The journey really ends when get to your hotel where everything started and you finally get a shower! And as in retail, reaching the top doesn’t mean your task is done.
Retailers need to fight every day for their piece of market share, ensuring their margins are aligned and profit delivered to shareholders as promised. So even when we think, great I got to the top, task over … you still 20 hours of walking back under snow, hail and heavy tropical rain!
hope this article makes sense to the reader and somehow motivates to embrace challenge with a positive and fresh spirit. Again, I don’t think climbing the Kilimanjaro, even under the terrible circumstances that I had the unluck fortune to face, is a superman achievement. I really don’t think it is. But as I suffered, I also enjoyed the journey as an unforgettable experience of life. I learnt to deal against adversity better and knowing my limits a little bit more. And when we can export our life experiences to our daily lives that is in my modest opinion, absolutely fantastic. I think that most of the reasons why human beings fail, is not because they are uncapable of achieving great things. Ii is simply just because they don’t even give the chance to themselves to know their limits better.

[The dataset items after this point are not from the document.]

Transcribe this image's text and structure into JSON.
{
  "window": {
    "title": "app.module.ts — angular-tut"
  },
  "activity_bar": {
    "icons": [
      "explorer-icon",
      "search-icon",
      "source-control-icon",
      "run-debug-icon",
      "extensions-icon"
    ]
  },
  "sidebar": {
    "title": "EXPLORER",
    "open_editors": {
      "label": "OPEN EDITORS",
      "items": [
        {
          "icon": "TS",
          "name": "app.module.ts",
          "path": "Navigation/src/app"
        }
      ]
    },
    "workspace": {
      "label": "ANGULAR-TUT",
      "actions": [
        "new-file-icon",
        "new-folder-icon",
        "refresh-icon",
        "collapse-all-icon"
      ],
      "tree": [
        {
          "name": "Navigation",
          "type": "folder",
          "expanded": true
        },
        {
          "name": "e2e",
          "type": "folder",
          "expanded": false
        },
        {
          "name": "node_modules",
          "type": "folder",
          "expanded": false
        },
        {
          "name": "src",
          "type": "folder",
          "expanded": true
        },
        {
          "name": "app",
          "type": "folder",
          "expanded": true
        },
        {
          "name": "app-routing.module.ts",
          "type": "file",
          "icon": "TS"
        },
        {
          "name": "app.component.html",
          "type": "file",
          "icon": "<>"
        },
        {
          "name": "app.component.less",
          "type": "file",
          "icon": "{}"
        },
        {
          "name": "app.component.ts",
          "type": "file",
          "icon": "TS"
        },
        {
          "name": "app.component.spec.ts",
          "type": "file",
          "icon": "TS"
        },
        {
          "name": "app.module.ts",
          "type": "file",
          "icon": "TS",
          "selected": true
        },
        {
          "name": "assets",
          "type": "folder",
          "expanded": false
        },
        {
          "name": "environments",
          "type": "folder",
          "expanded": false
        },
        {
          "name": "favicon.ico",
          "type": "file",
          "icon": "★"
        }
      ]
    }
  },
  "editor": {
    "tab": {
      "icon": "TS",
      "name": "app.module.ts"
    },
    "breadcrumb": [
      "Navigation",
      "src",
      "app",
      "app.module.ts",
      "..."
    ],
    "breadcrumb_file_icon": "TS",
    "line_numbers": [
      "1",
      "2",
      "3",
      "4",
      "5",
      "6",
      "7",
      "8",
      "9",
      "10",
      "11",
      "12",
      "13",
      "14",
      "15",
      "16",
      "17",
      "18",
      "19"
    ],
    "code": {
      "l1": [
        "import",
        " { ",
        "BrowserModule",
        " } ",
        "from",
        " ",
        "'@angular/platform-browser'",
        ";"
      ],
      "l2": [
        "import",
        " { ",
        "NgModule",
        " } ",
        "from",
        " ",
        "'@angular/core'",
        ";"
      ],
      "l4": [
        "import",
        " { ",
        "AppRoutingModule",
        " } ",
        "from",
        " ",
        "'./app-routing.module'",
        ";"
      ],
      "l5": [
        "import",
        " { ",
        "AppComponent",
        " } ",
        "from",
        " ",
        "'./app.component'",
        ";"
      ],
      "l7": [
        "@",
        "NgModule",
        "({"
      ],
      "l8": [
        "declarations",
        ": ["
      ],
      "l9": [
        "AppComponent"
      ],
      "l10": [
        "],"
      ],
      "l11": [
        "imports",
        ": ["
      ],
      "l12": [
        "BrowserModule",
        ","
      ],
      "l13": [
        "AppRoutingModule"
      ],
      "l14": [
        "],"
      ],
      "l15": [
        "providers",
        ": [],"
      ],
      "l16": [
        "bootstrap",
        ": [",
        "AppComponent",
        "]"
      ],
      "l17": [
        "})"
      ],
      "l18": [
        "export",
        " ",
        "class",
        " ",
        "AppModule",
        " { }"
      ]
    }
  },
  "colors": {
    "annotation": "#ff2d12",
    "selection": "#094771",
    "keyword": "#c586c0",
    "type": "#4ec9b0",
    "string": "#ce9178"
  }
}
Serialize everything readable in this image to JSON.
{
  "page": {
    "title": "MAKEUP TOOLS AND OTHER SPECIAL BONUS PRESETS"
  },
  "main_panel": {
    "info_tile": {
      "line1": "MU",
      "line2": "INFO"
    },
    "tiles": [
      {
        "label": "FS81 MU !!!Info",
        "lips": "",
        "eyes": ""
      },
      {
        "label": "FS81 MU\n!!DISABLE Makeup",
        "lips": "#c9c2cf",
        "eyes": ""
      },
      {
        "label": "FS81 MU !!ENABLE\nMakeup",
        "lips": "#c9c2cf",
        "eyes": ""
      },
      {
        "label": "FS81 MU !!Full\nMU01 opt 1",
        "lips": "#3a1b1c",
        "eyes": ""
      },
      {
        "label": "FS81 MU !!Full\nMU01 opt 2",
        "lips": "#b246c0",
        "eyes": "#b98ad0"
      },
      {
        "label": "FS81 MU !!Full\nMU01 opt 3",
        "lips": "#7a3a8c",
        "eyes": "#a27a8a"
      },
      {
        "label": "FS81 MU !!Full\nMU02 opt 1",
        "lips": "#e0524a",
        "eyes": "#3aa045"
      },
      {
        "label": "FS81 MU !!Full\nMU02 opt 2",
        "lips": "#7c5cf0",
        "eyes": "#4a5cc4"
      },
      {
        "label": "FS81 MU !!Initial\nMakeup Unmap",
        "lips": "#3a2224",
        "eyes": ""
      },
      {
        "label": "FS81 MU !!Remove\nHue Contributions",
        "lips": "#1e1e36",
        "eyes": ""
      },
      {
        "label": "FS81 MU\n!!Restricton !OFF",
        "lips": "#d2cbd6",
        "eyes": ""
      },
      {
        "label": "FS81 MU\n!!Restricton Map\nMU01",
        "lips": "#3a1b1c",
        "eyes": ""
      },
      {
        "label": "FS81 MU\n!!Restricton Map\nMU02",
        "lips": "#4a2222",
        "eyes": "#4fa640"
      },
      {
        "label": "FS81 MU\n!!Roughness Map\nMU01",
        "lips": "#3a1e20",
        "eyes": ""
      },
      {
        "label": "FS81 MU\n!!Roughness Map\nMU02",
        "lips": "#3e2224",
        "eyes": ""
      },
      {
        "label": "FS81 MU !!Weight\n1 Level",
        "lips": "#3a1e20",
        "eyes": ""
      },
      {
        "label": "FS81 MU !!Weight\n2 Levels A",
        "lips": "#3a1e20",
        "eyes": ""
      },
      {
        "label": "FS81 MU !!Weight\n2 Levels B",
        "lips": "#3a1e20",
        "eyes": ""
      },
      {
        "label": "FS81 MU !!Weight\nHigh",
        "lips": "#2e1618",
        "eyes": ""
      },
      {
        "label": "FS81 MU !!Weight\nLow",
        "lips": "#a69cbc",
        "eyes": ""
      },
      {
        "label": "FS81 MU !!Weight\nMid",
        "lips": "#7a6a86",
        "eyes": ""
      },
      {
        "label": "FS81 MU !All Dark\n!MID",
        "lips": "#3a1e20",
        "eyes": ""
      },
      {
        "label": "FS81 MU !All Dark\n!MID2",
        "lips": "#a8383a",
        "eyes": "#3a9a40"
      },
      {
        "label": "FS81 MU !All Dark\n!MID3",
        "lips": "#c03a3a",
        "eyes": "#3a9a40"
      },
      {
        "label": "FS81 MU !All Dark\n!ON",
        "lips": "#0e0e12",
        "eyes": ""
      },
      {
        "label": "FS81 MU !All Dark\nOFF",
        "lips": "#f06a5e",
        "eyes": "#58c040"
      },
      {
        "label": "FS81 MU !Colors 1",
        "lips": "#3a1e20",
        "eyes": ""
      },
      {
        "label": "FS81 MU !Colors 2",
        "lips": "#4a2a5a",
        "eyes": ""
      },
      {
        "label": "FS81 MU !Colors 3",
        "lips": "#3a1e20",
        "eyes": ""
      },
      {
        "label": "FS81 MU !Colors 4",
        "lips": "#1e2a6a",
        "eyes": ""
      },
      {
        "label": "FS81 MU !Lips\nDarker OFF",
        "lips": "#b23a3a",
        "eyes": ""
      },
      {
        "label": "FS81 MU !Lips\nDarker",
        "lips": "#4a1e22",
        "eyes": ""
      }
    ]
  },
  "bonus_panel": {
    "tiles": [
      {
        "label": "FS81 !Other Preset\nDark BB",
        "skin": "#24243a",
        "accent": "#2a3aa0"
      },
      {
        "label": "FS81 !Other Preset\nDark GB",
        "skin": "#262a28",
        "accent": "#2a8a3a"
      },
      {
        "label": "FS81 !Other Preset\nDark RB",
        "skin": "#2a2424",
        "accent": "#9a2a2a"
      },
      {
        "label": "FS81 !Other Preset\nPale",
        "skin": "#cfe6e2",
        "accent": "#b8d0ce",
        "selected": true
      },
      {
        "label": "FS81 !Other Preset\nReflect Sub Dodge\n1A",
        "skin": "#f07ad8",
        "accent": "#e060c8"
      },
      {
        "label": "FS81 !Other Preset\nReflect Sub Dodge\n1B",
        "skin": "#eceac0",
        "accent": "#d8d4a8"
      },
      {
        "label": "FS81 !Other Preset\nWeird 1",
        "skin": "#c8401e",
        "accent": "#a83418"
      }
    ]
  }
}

8 reasons why retail managers should try to climb the Kilimanjaro (to start with…), is an article to promote and tease challenge, limits seeking and push people to leave their comfort zones. That is the reason why my next trips will be to the Island Peak in the Everest (aprox. 6.200 metres) and the Aconcagua in Argentina (aprox. 7.000 metres).
I believe there is a parallel between the findings and reflexion during this fantastic trip and how managers should face the present and the future of the retail industry, which has undoubtably exciting times ahead.